Però vivono in un ambiente di esclusione e di violenza che tira fuori il loro lato peggiore. Alcuni hanno i genitori in prigione o non li hanno per niente, tuttavia tentano di uscire dai consumi problematici e dalla violenza e andare avanti. Ma sono invischiati in una realtà orrenda ogni giorno. Pochi giorni fa c’è stata una sparatoria in strada dove giocano bambini di cinque anni. E tutto sembra naturale.

C’è molta violenza domestica, lavoro minorile, maschilismo, abusi, droga e morte. Per molto tempo, qui, la Chiesa è stata lontana dalle zone povere, ma poi per l’impegno di padre Edgardo Montaldo che per quarant’anni ha donato la vita nelle periferie ed è stato un pilastro della promozione umana. Poi grazie alle comunità che hanno seguito il suo esempio si è mosso qualcosa.

C’è denutrizione?

Sì, molti casi specialmente con bambini piccoli. Non riusciamo a dare risposte sufficienti con i nostri pasti perché sono insufficienze profonde. Tuttavia continuiamo ostinatamente, con tanta speranza a lavorare tutti i giorni per evitare che nel quartiere ci siano persone che non possono accedere a un lavoro degno.

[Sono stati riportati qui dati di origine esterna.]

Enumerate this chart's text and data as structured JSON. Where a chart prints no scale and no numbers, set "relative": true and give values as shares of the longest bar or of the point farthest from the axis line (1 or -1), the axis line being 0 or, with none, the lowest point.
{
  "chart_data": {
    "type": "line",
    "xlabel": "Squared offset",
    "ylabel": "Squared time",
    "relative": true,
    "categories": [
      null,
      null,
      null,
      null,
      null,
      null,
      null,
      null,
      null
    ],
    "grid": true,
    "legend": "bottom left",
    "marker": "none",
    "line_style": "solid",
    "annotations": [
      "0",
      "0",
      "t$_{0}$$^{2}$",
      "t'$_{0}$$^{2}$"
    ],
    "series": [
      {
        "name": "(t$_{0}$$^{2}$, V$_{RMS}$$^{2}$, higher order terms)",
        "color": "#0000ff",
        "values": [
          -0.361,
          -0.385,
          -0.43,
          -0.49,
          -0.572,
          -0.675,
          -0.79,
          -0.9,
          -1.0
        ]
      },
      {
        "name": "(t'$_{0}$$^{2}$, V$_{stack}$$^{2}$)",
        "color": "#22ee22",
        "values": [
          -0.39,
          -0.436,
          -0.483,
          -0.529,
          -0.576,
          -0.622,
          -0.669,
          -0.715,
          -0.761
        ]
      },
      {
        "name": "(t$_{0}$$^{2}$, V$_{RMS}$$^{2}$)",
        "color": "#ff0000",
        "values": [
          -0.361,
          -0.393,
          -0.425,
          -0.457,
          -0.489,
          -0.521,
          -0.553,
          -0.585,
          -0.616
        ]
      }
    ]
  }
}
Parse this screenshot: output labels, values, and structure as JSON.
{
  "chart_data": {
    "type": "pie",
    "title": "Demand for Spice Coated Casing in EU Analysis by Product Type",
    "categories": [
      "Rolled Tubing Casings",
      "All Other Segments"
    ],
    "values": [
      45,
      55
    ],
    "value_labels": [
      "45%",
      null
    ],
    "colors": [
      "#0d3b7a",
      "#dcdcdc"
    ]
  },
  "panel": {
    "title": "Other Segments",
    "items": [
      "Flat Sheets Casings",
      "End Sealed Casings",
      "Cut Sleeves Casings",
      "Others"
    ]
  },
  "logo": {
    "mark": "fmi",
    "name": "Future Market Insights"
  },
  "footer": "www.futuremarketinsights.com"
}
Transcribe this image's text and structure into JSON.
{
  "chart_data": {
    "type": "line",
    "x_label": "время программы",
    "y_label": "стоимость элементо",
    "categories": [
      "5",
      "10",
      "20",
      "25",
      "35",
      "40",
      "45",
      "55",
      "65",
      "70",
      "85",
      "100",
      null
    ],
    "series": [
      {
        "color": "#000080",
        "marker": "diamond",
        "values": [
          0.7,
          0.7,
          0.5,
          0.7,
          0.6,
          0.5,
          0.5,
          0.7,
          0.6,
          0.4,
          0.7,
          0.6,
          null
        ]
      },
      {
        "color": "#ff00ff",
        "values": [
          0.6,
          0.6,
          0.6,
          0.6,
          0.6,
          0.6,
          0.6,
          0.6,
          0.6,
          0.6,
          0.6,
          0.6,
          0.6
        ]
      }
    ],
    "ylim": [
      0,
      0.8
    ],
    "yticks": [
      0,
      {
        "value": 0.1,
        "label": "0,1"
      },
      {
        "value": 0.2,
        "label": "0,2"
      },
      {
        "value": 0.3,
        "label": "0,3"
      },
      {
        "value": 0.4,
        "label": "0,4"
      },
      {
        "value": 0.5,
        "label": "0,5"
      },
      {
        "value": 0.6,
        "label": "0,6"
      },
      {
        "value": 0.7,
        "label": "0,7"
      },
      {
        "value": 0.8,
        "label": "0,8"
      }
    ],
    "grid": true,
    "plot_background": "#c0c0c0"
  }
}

Circolano armi nel barrio?

Sì, molte ed è facile averle.

La mortalità è alta?

A Ludueña ci sono moltissime persone oneste e laboriose che sono spaventate dalla violenza e dalla morte così normale e lottano per aumentare la consapevolezza della cura della vita. Ma ci sono anche famiglie che hanno perso una persona cara per l'impunità, la violenza, la droga e il grilletto facile. Ci sono ragazzi che hanno sulle spalle la morte di una persona cara e, siccome non hanno fiducia nella giustizia legale, vogliono farsela da soli. Alcuni sono talmente partiti che vedono la morte come mezzo normale e non rispettano niente e nessuno.

La società pensa al sistema poliziesco e carcerario in termini di repressione e castigo, anche se la Costituzione afferma il contrario. Il sistema non vuole che i colpevoli si riabilitino, ma che marciscano in carcere.

Lorena, un’allieva della scuola “Don Bosco” aggiunge: “Questi ragazzi non trovano lavoro e spesso non ci riescono perché non hanno terminato la scuola. È l’inizio di una catena di rifiuti che si ripetono, portandoli alla totale emarginazione dalla società, che volta la testa e finge che non esistano.

I ragazzi del quartiere hanno anche sogni, hanno tutti tanta bontà nel cuore, anche se a volte si sentono intrappolati in una realtà che li spinge a prendere decisioni sbagliate. Le famiglie lottano ogni giorno per crescere in dignità, mettendo insieme un piatto di cibo per i loro figli, facendo lavoretti e cercando tra i rifiuti”.